Wednesday, August 10, 2016

New butterfly lands here

While I was making a periodic check of the preserve, I took a break to do some butterflying.

In a area along the  north fire lane that is shaded by Poinciana trees, I saw a flash of brown that I  photographed. It was a Three-Spotted Skipper, a species formerly restricted to south Florida that has been appearing here more regularly.

Saturday, June 25, 2016

Blooms everywhere in the preserve

Spring is gradually becoming more colorful at the preserve.

Prickly Pear, Britton's Beargrass, Gallberry and more are blooming now.
I also have found the earlier infestation of Praxelis clematidea  that has arrived perhaps via the fire lane mowing. I have not seen the species outside of the fire lane.
Cogon Grass is spreading in the northwest fire lane from off site and a portion of the site outside the fence.

New moth for site, national database

I recently was able to go mothing in between rainy evenings and unfavorable moon phases.

Activity has been pretty slow lately, but I did make a good find.
My light attracted a moth called Monoleuca erectifascia (it doesn't have a common name). It was the 638th confirmed moth species of Polk County and the first confirmed record for North America on the Butterflies and Moths of North America database. 

Wednesday, April 6, 2016

Lupine finally in bloom

The mature Scrub Lupine plants, including one of the volunteers, are finally blooming
and a few people may come out to see them and photograph them.

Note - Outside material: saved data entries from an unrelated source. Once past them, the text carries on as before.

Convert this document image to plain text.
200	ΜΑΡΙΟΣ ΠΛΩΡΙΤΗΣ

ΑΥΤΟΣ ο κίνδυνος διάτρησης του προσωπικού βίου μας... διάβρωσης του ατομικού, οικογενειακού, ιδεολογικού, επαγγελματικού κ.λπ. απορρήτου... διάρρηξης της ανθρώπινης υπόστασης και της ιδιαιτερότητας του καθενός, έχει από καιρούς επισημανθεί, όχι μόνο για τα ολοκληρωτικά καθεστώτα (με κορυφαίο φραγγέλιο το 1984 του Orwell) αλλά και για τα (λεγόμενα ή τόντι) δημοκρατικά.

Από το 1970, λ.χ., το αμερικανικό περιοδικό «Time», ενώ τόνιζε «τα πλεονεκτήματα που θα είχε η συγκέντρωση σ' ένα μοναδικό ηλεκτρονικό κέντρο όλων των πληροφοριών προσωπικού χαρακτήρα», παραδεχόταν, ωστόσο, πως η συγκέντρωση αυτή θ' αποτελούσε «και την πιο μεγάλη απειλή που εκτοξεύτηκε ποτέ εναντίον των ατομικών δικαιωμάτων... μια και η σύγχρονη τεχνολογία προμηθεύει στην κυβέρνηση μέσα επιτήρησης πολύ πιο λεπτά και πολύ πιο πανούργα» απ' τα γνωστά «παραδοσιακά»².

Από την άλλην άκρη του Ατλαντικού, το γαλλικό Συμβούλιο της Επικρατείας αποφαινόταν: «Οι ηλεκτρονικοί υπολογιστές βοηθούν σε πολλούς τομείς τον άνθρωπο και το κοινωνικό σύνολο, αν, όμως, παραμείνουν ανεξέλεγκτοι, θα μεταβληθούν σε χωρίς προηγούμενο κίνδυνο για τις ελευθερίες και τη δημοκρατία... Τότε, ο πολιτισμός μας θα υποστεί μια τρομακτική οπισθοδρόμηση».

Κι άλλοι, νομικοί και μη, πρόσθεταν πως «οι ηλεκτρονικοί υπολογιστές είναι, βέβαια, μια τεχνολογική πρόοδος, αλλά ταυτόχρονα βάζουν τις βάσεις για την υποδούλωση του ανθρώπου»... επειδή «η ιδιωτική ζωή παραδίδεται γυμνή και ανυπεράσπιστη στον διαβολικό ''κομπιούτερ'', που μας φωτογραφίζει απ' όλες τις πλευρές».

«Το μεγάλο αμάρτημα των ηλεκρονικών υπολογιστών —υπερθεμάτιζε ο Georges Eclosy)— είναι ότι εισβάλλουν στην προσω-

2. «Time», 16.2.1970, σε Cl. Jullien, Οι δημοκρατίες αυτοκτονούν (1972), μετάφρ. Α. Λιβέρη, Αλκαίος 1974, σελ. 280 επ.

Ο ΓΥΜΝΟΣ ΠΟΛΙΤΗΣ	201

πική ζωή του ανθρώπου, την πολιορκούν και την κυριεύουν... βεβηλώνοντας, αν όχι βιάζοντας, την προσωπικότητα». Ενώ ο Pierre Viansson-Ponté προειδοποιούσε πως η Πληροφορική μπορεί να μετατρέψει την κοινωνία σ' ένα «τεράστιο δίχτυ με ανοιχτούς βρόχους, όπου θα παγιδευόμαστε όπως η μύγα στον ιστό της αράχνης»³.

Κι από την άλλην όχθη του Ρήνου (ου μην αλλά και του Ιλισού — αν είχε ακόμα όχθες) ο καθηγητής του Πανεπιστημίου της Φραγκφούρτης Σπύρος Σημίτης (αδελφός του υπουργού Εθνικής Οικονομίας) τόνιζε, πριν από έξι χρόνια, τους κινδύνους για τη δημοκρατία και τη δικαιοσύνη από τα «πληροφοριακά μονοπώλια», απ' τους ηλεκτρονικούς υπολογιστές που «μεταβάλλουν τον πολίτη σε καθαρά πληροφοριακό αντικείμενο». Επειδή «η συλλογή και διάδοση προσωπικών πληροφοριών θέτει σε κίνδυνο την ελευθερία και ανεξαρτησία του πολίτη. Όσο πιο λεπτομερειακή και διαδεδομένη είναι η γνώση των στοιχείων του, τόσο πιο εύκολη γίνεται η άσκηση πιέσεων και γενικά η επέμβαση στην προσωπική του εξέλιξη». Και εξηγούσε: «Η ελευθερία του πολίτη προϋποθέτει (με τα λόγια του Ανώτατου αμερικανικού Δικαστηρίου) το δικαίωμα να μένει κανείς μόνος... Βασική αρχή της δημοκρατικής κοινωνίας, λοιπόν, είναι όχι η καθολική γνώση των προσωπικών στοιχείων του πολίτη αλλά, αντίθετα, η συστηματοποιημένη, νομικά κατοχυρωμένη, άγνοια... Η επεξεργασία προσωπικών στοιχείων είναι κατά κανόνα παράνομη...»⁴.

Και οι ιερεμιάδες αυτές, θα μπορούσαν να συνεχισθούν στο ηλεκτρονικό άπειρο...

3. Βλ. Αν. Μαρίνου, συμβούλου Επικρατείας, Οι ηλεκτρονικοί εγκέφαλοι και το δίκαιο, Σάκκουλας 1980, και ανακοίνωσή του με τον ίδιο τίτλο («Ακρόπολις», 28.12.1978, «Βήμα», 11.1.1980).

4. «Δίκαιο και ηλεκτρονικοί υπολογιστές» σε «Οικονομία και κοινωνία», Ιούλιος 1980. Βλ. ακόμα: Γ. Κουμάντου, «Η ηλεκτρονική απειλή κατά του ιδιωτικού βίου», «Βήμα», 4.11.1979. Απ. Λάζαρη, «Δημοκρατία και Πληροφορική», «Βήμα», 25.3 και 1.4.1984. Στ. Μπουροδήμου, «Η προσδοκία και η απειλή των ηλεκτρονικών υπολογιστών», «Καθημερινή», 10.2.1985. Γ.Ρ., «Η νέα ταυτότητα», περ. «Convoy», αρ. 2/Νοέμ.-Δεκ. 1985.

There have been comments about the late blooming, but looking back on the limited time they've been here it appears the bloom times have varied quite a bit from year to year, starting as early as mid-March and one year some plants didn't bloom until late April or early May.

The Sand Skinks are becoming more active and some other plants are starting to bloom such as Sand Lace and Pine Catch-Fly.

Thursday, March 31, 2016

South tract paths are future fire lanes, FWC says

I received an answer that the clearing was, as I suspected, part of the management  plan and not something else.
I was told it is a prelude to a future prescribed fire.
The site has never been burned in modern times and has fewer open areas than the north tract.
It has different vegetation, too.
The only good patch of Rosemary, which will regenerate after the fire, is in the south tract. So is most of the Polygonella basiramia, though most of it's in the north fire lane next to Stewart Auto Repair.
According to some FNAI data I received when I first started volunteering, there's an old (1950s) record for Carter's Warea on this section. Perhaps the fire will bring it out if the seed bank is still here.
On the other hand, there is no Bonamia grandiflora and very little Nolina brittonia in this section, at least in its unburned state.
This site appears to have a much larger population of Polyphylla starkae than the north tract, but that impression is based solely on one year's  incidental observation. 

Friday, March 25, 2016

You CAN get there from here

Last year I discovered a path that was cleared through the south tract.
I asked about it and was told it was a mistake and would not recur.
That was then, this is now.
While I was leading a field trip last weekend, I discovered not only had the trail been recleared, but additional trails had been cleared to connect to various points along the four fire lanes.
I have not had a chance to learn the purpose, though it seems this is part of some kind of new management strategy.
I guess I was most amazed that someone the equipment missed an interesting pile of concrete debris that lies in the general area where some of the paths cross in the northeast section of the south tract.
I found a few pieces of litter that I had not encountered before. I'll return to collect them and probably mine the windrows that were piled up from the last fire lane work.
If nothing else, this makes monitoring the site somewhat easier.

Wednesday, March 9, 2016

The preserve is getting visitors

Visitors are rare here.
So,  whenever they do select this site, I like to be a good host.
On the eve of the spring equinox, some friends from the Suncoast Chapter of the Florida Native Plant Society are coming to visit.
I had been invited to speak to this group last year about the Scrub Lupine recovery efforts and related topics.
I hope flowering plants are a little more in evidence by then, but I expect they'll enjoy the opportunity to visit and explore a new natural area.